悪意がない、言い換えればぷかぷかさんの深いやさしさを見た気がしたのでした。
芝居の最後、わがままな女王たちをやさしく懲らしめ、「いっしょに歌おうよ」と呼びかける。わがままな人間たちと、12月(つき)の神様たちが共存していく呼びかけです。
第2期演劇ワークショップでは谷川俊太郎の詩『生きる』をたたき台に、『みんなの生きる』という物語を創りました。芝居の中に緊張感を作るために、みんなが生き生きと生きるその一番の幸せをぶち壊す「むっつり大王」をお話の中に持ってきました。不平、不満、イライラ等、マイナス感情の塊を象徴する「むっつり大王」です。芝居がいちばん盛り上がるのは、その「むっつり大王」との闘いです。
どうやってやっつけるのか。進行サイドでいろいろ考えている時に、「むっつりに感染しない人たちもいるんじゃないか」という意見が出ました。ぷかぷかさんたちのことです。ワークショップの中で「むっつりの感染」というゲームをやった時、瞬く間に「むっつり」が広がっていきました。ところが、ぷかぷかさんのまわりで、どうもその「むっつり」があまり広がっていかないのです。
「むっつり」は様々な不平、不満、イライラから生まれます。慎ましく自分の人生を楽しんでいる彼らには、そういう気持ちがほとんどありません。彼らこそ、この「むっつり」に覆われた世界からみんなを救い出すんじゃないか、と思いました。
「いらいらした気分でどうしようもなくなったときや落ち込んだとき、ぷかぷかに行くとなぜか救われた気分になるんです」とワークショップの中でおっしゃった方がいました。
これだ!って思いましたね。これが「むっつり大王」を退散させるんだと思いました。
ショーへーさんはふだん仕事が終わると必ずお母さんに電話し、今日はこんな仕事をしました、と報告します。ワークショップの時はその日歌った歌を電話口で歌います。

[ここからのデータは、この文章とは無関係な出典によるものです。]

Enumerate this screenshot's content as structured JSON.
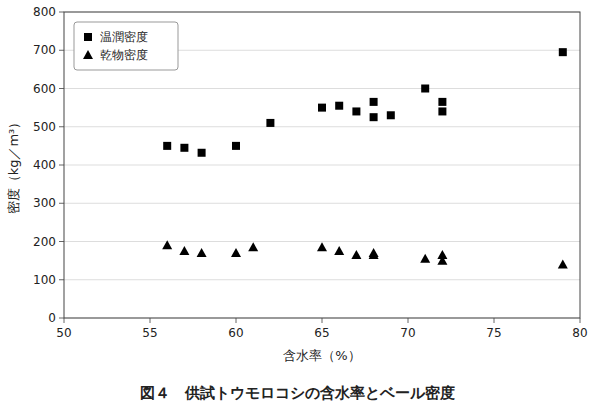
{
  "chart_data": {
    "type": "scatter",
    "title": "図４　供試トウモロコシの含水率とベール密度",
    "xlabel": "含水率（%）",
    "ylabel": "密度（kg／m³）",
    "xlim": [
      50,
      80
    ],
    "ylim": [
      0,
      800
    ],
    "xticks": [
      50,
      55,
      60,
      65,
      70,
      75,
      80
    ],
    "yticks": [
      0,
      100,
      200,
      300,
      400,
      500,
      600,
      700,
      800
    ],
    "grid": "y",
    "legend": "upper left",
    "series": [
      {
        "name": "温潤密度",
        "color": "black",
        "marker": "square",
        "x": [
          56,
          57,
          58,
          60,
          62,
          65,
          66,
          67,
          68,
          68,
          69,
          71,
          72,
          72,
          79
        ],
        "values": [
          450,
          445,
          432,
          450,
          510,
          550,
          555,
          540,
          525,
          565,
          530,
          600,
          540,
          565,
          695
        ]
      },
      {
        "name": "乾物密度",
        "color": "black",
        "marker": "triangle",
        "x": [
          56,
          57,
          58,
          60,
          61,
          65,
          66,
          67,
          68,
          68,
          71,
          72,
          72,
          79
        ],
        "values": [
          190,
          175,
          170,
          170,
          185,
          185,
          175,
          165,
          170,
          165,
          155,
          150,
          165,
          140
        ]
      }
    ]
  }
}
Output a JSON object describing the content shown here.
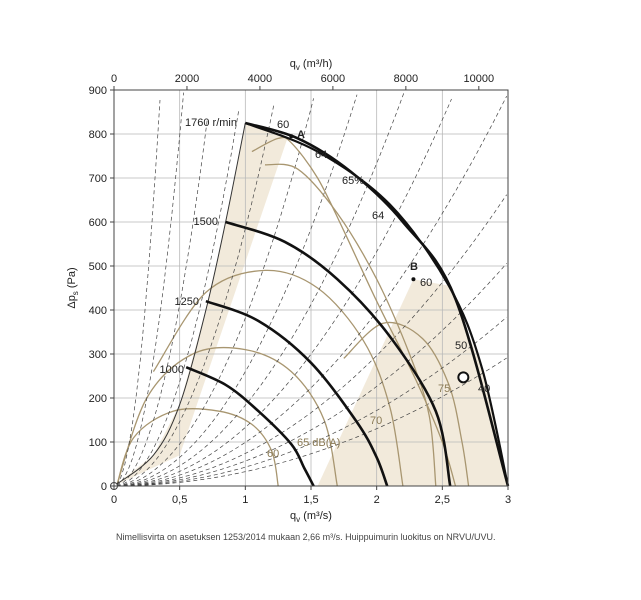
{
  "chart_data": {
    "type": "line",
    "xlabel_bottom_main": "q",
    "xlabel_bottom_sub": "v",
    "xlabel_bottom_unit": " (m³/s)",
    "xlabel_top_main": "q",
    "xlabel_top_sub": "v",
    "xlabel_top_unit": " (m³/h)",
    "ylabel_main": "Δp",
    "ylabel_sub": "s",
    "ylabel_unit": " (Pa)",
    "xlim": [
      0,
      3
    ],
    "ylim": [
      0,
      900
    ],
    "xlim_top": [
      0,
      10800
    ],
    "x_ticks": [
      0,
      0.5,
      1,
      1.5,
      2,
      2.5,
      3
    ],
    "x_tick_labels": [
      "0",
      "0,5",
      "1",
      "1,5",
      "2",
      "2,5",
      "3"
    ],
    "x_top_ticks": [
      0,
      2000,
      4000,
      6000,
      8000,
      10000
    ],
    "x_top_tick_labels": [
      "0",
      "2000",
      "4000",
      "6000",
      "8000",
      "10000"
    ],
    "y_ticks": [
      0,
      100,
      200,
      300,
      400,
      500,
      600,
      700,
      800,
      900
    ],
    "y_tick_labels": [
      "0",
      "100",
      "200",
      "300",
      "400",
      "500",
      "600",
      "700",
      "800",
      "900"
    ],
    "grid": true,
    "speed_curves": [
      {
        "label": "1760 r/min",
        "points": [
          [
            1.0,
            825
          ],
          [
            1.4,
            790
          ],
          [
            1.8,
            715
          ],
          [
            2.2,
            600
          ],
          [
            2.6,
            425
          ],
          [
            3.0,
            0
          ]
        ]
      },
      {
        "label": "1500",
        "points": [
          [
            0.85,
            600
          ],
          [
            1.3,
            555
          ],
          [
            1.7,
            470
          ],
          [
            2.1,
            340
          ],
          [
            2.45,
            170
          ],
          [
            2.56,
            0
          ]
        ]
      },
      {
        "label": "1250",
        "points": [
          [
            0.7,
            420
          ],
          [
            1.1,
            375
          ],
          [
            1.5,
            280
          ],
          [
            1.85,
            145
          ],
          [
            2.0,
            65
          ],
          [
            2.08,
            0
          ]
        ]
      },
      {
        "label": "1000",
        "points": [
          [
            0.55,
            270
          ],
          [
            0.85,
            230
          ],
          [
            1.1,
            170
          ],
          [
            1.35,
            95
          ],
          [
            1.45,
            40
          ],
          [
            1.52,
            0
          ]
        ]
      }
    ],
    "boundary_curves": [
      {
        "name": "left",
        "points": [
          [
            0.0,
            0
          ],
          [
            0.3,
            70
          ],
          [
            0.5,
            185
          ],
          [
            0.7,
            400
          ],
          [
            0.85,
            600
          ],
          [
            1.0,
            825
          ]
        ]
      },
      {
        "name": "right",
        "points": [
          [
            1.0,
            825
          ],
          [
            1.55,
            760
          ],
          [
            2.1,
            640
          ],
          [
            2.55,
            455
          ],
          [
            2.8,
            270
          ],
          [
            3.0,
            0
          ]
        ]
      }
    ],
    "efficiency_labels": [
      "60",
      "64",
      "65%",
      "64",
      "60",
      "50",
      "40"
    ],
    "sound_labels": [
      "60",
      "65 dB(A)",
      "70",
      "75"
    ],
    "efficiency_curves": [
      {
        "label": "60",
        "points": [
          [
            1.05,
            760
          ],
          [
            1.25,
            790
          ],
          [
            1.35,
            780
          ],
          [
            1.55,
            700
          ],
          [
            1.75,
            580
          ],
          [
            2.0,
            420
          ],
          [
            2.3,
            240
          ],
          [
            2.5,
            100
          ],
          [
            2.6,
            0
          ]
        ]
      },
      {
        "label": "64",
        "points": [
          [
            1.15,
            730
          ],
          [
            1.4,
            720
          ],
          [
            1.7,
            620
          ],
          [
            2.0,
            470
          ],
          [
            2.25,
            300
          ],
          [
            2.4,
            160
          ],
          [
            2.45,
            0
          ]
        ]
      }
    ],
    "sound_curves": [
      {
        "label": "60",
        "points": [
          [
            0.02,
            0
          ],
          [
            0.15,
            110
          ],
          [
            0.45,
            170
          ],
          [
            0.8,
            170
          ],
          [
            1.05,
            140
          ],
          [
            1.2,
            80
          ],
          [
            1.25,
            0
          ]
        ]
      },
      {
        "label": "65 dB(A)",
        "points": [
          [
            0.02,
            0
          ],
          [
            0.25,
            200
          ],
          [
            0.6,
            300
          ],
          [
            1.0,
            310
          ],
          [
            1.35,
            260
          ],
          [
            1.6,
            150
          ],
          [
            1.7,
            0
          ]
        ]
      },
      {
        "label": "70",
        "points": [
          [
            0.3,
            260
          ],
          [
            0.7,
            440
          ],
          [
            1.15,
            490
          ],
          [
            1.55,
            450
          ],
          [
            1.9,
            330
          ],
          [
            2.1,
            180
          ],
          [
            2.2,
            0
          ]
        ]
      },
      {
        "label": "75",
        "points": [
          [
            1.75,
            290
          ],
          [
            2.05,
            370
          ],
          [
            2.35,
            335
          ],
          [
            2.55,
            230
          ],
          [
            2.65,
            100
          ],
          [
            2.7,
            0
          ]
        ]
      }
    ],
    "system_lines": [
      0.12,
      0.18,
      0.25,
      0.33,
      0.42,
      0.52,
      0.63,
      0.75,
      0.88,
      1.02,
      1.18,
      1.35,
      1.55,
      1.78
    ],
    "points": [
      {
        "label": "A",
        "x": 1.35,
        "y": 795
      },
      {
        "label": "B",
        "x": 2.28,
        "y": 470
      },
      {
        "label": "",
        "x": 2.66,
        "y": 247
      }
    ]
  },
  "footnote": "Nimellisvirta on asetuksen 1253/2014 mukaan 2,66 m³/s. Huippuimurin luokitus on NRVU/UVU."
}
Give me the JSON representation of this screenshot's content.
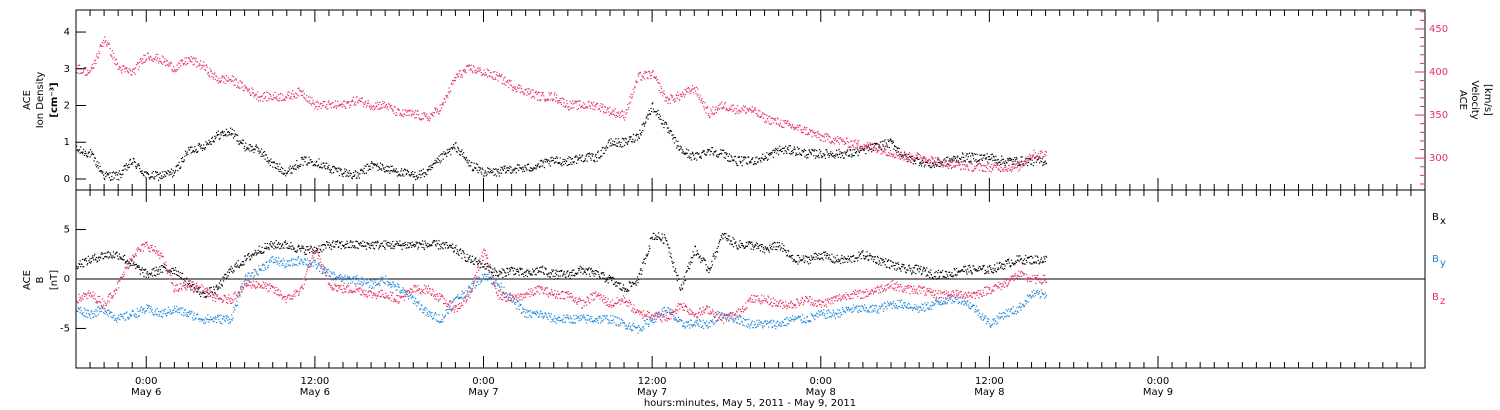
{
  "chart_data": {
    "type": "scatter",
    "x_start_hours": 0,
    "x_range_hours": [
      0,
      96
    ],
    "xlabel": "hours:minutes, May  5, 2011 - May  9, 2011",
    "x_ticks": [
      {
        "h": 5,
        "time": "0:00",
        "day": "May 6"
      },
      {
        "h": 17,
        "time": "12:00",
        "day": "May 6"
      },
      {
        "h": 29,
        "time": "0:00",
        "day": "May 7"
      },
      {
        "h": 41,
        "time": "12:00",
        "day": "May 7"
      },
      {
        "h": 53,
        "time": "0:00",
        "day": "May 8"
      },
      {
        "h": 65,
        "time": "12:00",
        "day": "May 8"
      },
      {
        "h": 77,
        "time": "0:00",
        "day": "May 9"
      }
    ],
    "panels": [
      {
        "name": "plasma",
        "left_axis": {
          "label_lines": [
            "ACE",
            "Ion Density",
            "[cm⁻³]"
          ],
          "range": [
            -0.3,
            4.6
          ],
          "ticks": [
            "0",
            "1",
            "2",
            "3",
            "4"
          ]
        },
        "right_axis": {
          "label_lines": [
            "ACE",
            "Velocity",
            "[km/s]"
          ],
          "range": [
            263,
            472
          ],
          "ticks": [
            "300",
            "350",
            "400",
            "450"
          ],
          "color": "#e8305f"
        },
        "series": [
          {
            "axis": "left",
            "color": "#000000",
            "x": [
              0,
              1,
              2,
              3,
              4,
              5,
              6,
              7,
              8,
              9,
              10,
              11,
              12,
              13,
              14,
              15,
              16,
              17,
              18,
              19,
              20,
              21,
              22,
              23,
              24,
              25,
              26,
              27,
              28,
              29,
              30,
              31,
              32,
              33,
              34,
              35,
              36,
              37,
              38,
              39,
              40,
              41,
              42,
              43,
              44,
              45,
              46,
              47,
              48,
              49,
              50,
              51,
              52,
              53,
              54,
              55,
              56,
              57,
              58,
              59,
              60,
              61,
              62,
              63,
              64,
              65,
              66,
              67,
              68
            ],
            "y": [
              0.8,
              0.7,
              0.1,
              0.1,
              0.5,
              0.1,
              0.1,
              0.2,
              0.8,
              0.9,
              1.2,
              1.3,
              0.9,
              0.8,
              0.4,
              0.2,
              0.5,
              0.5,
              0.3,
              0.2,
              0.1,
              0.4,
              0.3,
              0.2,
              0.1,
              0.2,
              0.6,
              0.9,
              0.4,
              0.2,
              0.2,
              0.3,
              0.3,
              0.4,
              0.5,
              0.5,
              0.6,
              0.6,
              1.0,
              1.0,
              1.2,
              2.0,
              1.4,
              0.8,
              0.6,
              0.8,
              0.7,
              0.5,
              0.5,
              0.6,
              0.8,
              0.8,
              0.7,
              0.7,
              0.7,
              0.7,
              0.8,
              0.9,
              1.0,
              0.6,
              0.5,
              0.4,
              0.5,
              0.6,
              0.6,
              0.6,
              0.5,
              0.5,
              0.5
            ]
          },
          {
            "axis": "right",
            "color": "#e8305f",
            "x": [
              0,
              1,
              2,
              3,
              4,
              5,
              6,
              7,
              8,
              9,
              10,
              11,
              12,
              13,
              14,
              15,
              16,
              17,
              18,
              19,
              20,
              21,
              22,
              23,
              24,
              25,
              26,
              27,
              28,
              29,
              30,
              31,
              32,
              33,
              34,
              35,
              36,
              37,
              38,
              39,
              40,
              41,
              42,
              43,
              44,
              45,
              46,
              47,
              48,
              49,
              50,
              51,
              52,
              53,
              54,
              55,
              56,
              57,
              58,
              59,
              60,
              61,
              62,
              63,
              64,
              65,
              66,
              67,
              68
            ],
            "y": [
              405,
              400,
              440,
              405,
              400,
              420,
              415,
              405,
              415,
              408,
              392,
              392,
              382,
              372,
              372,
              372,
              378,
              362,
              362,
              362,
              368,
              362,
              362,
              352,
              352,
              347,
              360,
              395,
              405,
              400,
              395,
              385,
              378,
              372,
              372,
              362,
              362,
              362,
              355,
              350,
              395,
              398,
              368,
              373,
              382,
              352,
              362,
              357,
              357,
              347,
              342,
              337,
              332,
              325,
              322,
              318,
              316,
              312,
              307,
              302,
              302,
              298,
              294,
              292,
              290,
              290,
              290,
              290,
              305
            ]
          }
        ]
      },
      {
        "name": "magnetic",
        "left_axis": {
          "label_lines": [
            "ACE",
            "B",
            "[nT]"
          ],
          "range": [
            -9,
            9
          ],
          "ticks": [
            "-5",
            "0",
            "5"
          ]
        },
        "legend": [
          {
            "label": "B",
            "sub": "x",
            "color": "#000000"
          },
          {
            "label": "B",
            "sub": "y",
            "color": "#1f86d8"
          },
          {
            "label": "B",
            "sub": "z",
            "color": "#e8305f"
          }
        ],
        "series": [
          {
            "name": "Bx",
            "color": "#000000",
            "x": [
              0,
              1,
              2,
              3,
              4,
              5,
              6,
              7,
              8,
              9,
              10,
              11,
              12,
              13,
              14,
              15,
              16,
              17,
              18,
              19,
              20,
              21,
              22,
              23,
              24,
              25,
              26,
              27,
              28,
              29,
              30,
              31,
              32,
              33,
              34,
              35,
              36,
              37,
              38,
              39,
              40,
              41,
              42,
              43,
              44,
              45,
              46,
              47,
              48,
              49,
              50,
              51,
              52,
              53,
              54,
              55,
              56,
              57,
              58,
              59,
              60,
              61,
              62,
              63,
              64,
              65,
              66,
              67,
              68
            ],
            "y": [
              1.5,
              2.0,
              2.5,
              2.5,
              1.5,
              0.5,
              1.0,
              1.0,
              -0.5,
              -1.5,
              -1.0,
              1.0,
              2.0,
              3.0,
              3.5,
              3.5,
              3.0,
              3.0,
              3.5,
              3.5,
              3.5,
              3.5,
              3.5,
              3.5,
              3.5,
              3.5,
              3.5,
              3.0,
              2.0,
              1.5,
              0.5,
              1.0,
              0.5,
              1.0,
              0.5,
              0.5,
              1.0,
              0.5,
              0.0,
              -1.0,
              0.0,
              4.5,
              4.0,
              -1.0,
              3.0,
              1.0,
              4.5,
              3.5,
              3.5,
              3.0,
              3.5,
              2.0,
              2.0,
              2.5,
              2.0,
              2.0,
              2.5,
              2.0,
              1.5,
              1.0,
              1.0,
              0.5,
              0.5,
              1.0,
              1.0,
              1.0,
              1.5,
              2.0,
              2.0
            ]
          },
          {
            "name": "By",
            "color": "#1f86d8",
            "x": [
              0,
              1,
              2,
              3,
              4,
              5,
              6,
              7,
              8,
              9,
              10,
              11,
              12,
              13,
              14,
              15,
              16,
              17,
              18,
              19,
              20,
              21,
              22,
              23,
              24,
              25,
              26,
              27,
              28,
              29,
              30,
              31,
              32,
              33,
              34,
              35,
              36,
              37,
              38,
              39,
              40,
              41,
              42,
              43,
              44,
              45,
              46,
              47,
              48,
              49,
              50,
              51,
              52,
              53,
              54,
              55,
              56,
              57,
              58,
              59,
              60,
              61,
              62,
              63,
              64,
              65,
              66,
              67,
              68
            ],
            "y": [
              -3.0,
              -3.5,
              -3.0,
              -4.0,
              -3.5,
              -3.0,
              -3.5,
              -3.0,
              -3.5,
              -4.0,
              -4.0,
              -4.0,
              0.0,
              1.0,
              2.0,
              1.5,
              2.0,
              1.5,
              0.5,
              0.0,
              0.0,
              -0.5,
              0.0,
              -1.0,
              -2.0,
              -3.5,
              -4.0,
              -2.0,
              -1.0,
              0.5,
              -0.5,
              -2.0,
              -3.5,
              -3.5,
              -4.0,
              -4.0,
              -4.0,
              -4.0,
              -4.0,
              -4.5,
              -5.0,
              -4.0,
              -3.0,
              -4.5,
              -4.5,
              -4.5,
              -3.5,
              -4.0,
              -4.5,
              -4.5,
              -4.5,
              -4.0,
              -4.0,
              -3.5,
              -3.5,
              -3.0,
              -3.0,
              -3.0,
              -2.5,
              -2.5,
              -3.0,
              -2.5,
              -2.0,
              -2.0,
              -3.0,
              -4.5,
              -3.5,
              -3.0,
              -1.5
            ]
          },
          {
            "name": "Bz",
            "color": "#e8305f",
            "x": [
              0,
              1,
              2,
              3,
              4,
              5,
              6,
              7,
              8,
              9,
              10,
              11,
              12,
              13,
              14,
              15,
              16,
              17,
              18,
              19,
              20,
              21,
              22,
              23,
              24,
              25,
              26,
              27,
              28,
              29,
              30,
              31,
              32,
              33,
              34,
              35,
              36,
              37,
              38,
              39,
              40,
              41,
              42,
              43,
              44,
              45,
              46,
              47,
              48,
              49,
              50,
              51,
              52,
              53,
              54,
              55,
              56,
              57,
              58,
              59,
              60,
              61,
              62,
              63,
              64,
              65,
              66,
              67,
              68
            ],
            "y": [
              -2.0,
              -1.5,
              -2.5,
              -0.5,
              2.5,
              3.5,
              2.5,
              -1.0,
              -0.5,
              -1.0,
              -2.0,
              -2.0,
              -0.5,
              -0.5,
              -1.0,
              -2.0,
              -1.0,
              3.0,
              -0.5,
              -1.0,
              -1.0,
              -1.5,
              -1.5,
              -2.0,
              -1.0,
              -1.0,
              -2.0,
              -3.0,
              -1.5,
              3.0,
              -1.5,
              -2.0,
              -1.5,
              -1.0,
              -1.5,
              -1.5,
              -2.5,
              -1.5,
              -2.5,
              -2.0,
              -3.5,
              -3.5,
              -4.0,
              -2.5,
              -3.5,
              -3.0,
              -4.0,
              -3.5,
              -2.0,
              -2.0,
              -2.5,
              -2.5,
              -2.0,
              -2.5,
              -2.0,
              -1.5,
              -1.5,
              -1.0,
              -0.5,
              -1.0,
              -1.0,
              -1.5,
              -1.5,
              -1.5,
              -1.5,
              -1.0,
              -0.5,
              0.5,
              0.0
            ]
          }
        ]
      }
    ]
  }
}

「もしもし、ショウヘーです、きょうはぁ ♪ おひさまーが りんごのー はっぱをとおして ひーかる おひさまーが りんごのー はっぱのかげをつーくるー…… ♪ と歌いました。たのしかったです、おしまい」
そばで電話を聞いていて、ほのぼのとあたたかい気持ちになりました。この電話にはショーへーさんのやさしさが詰まっていました。この電話で「むっつり大王」を退散させる筋書きを作りました。
舞台。世の中の「むっつり」がどんどん増えていってその集合体「むっつり大王」がぐわ〜んと最大限大きくなった時、舞台は暗転。スポットライトの中でショーへーさんがお母さんに電話をかけます。
「むっつりのお面」がどんどん増えて「むっつり大王」に
ショーへーさんにスポットライト
ショーへーさん始め、何人かのぷかぷかさんがそれぞれの持ち味を生かし、あたたかな小さな物語を披露しました。「むっつり大王」は「な、なにをするんだ、どうしてお前たちそんなに楽しいんだ…」といいながら退散します。
演劇ワークショップの中では、何度も彼らのやさしさ、楽しさ、心のあたたかさに救われました。実社会においても、私たちが彼らのそういったものに気づき、それを社会の中で生かせるような仕組みを作れば、今の息詰まるような社会はもう少し呼吸が楽になるような気がするのです。
あれができないこれができない、だから支援が必要な人たち、と見ている限り、彼らが持っている深いやさしさは見えません。こんなに素晴らしいものを持っているのに、それが見つけられないのは社会的な損失です。
必要なことは彼らと人としてきちんと向き合うことです。そこで見えてくるものを社会の中で生かすことです。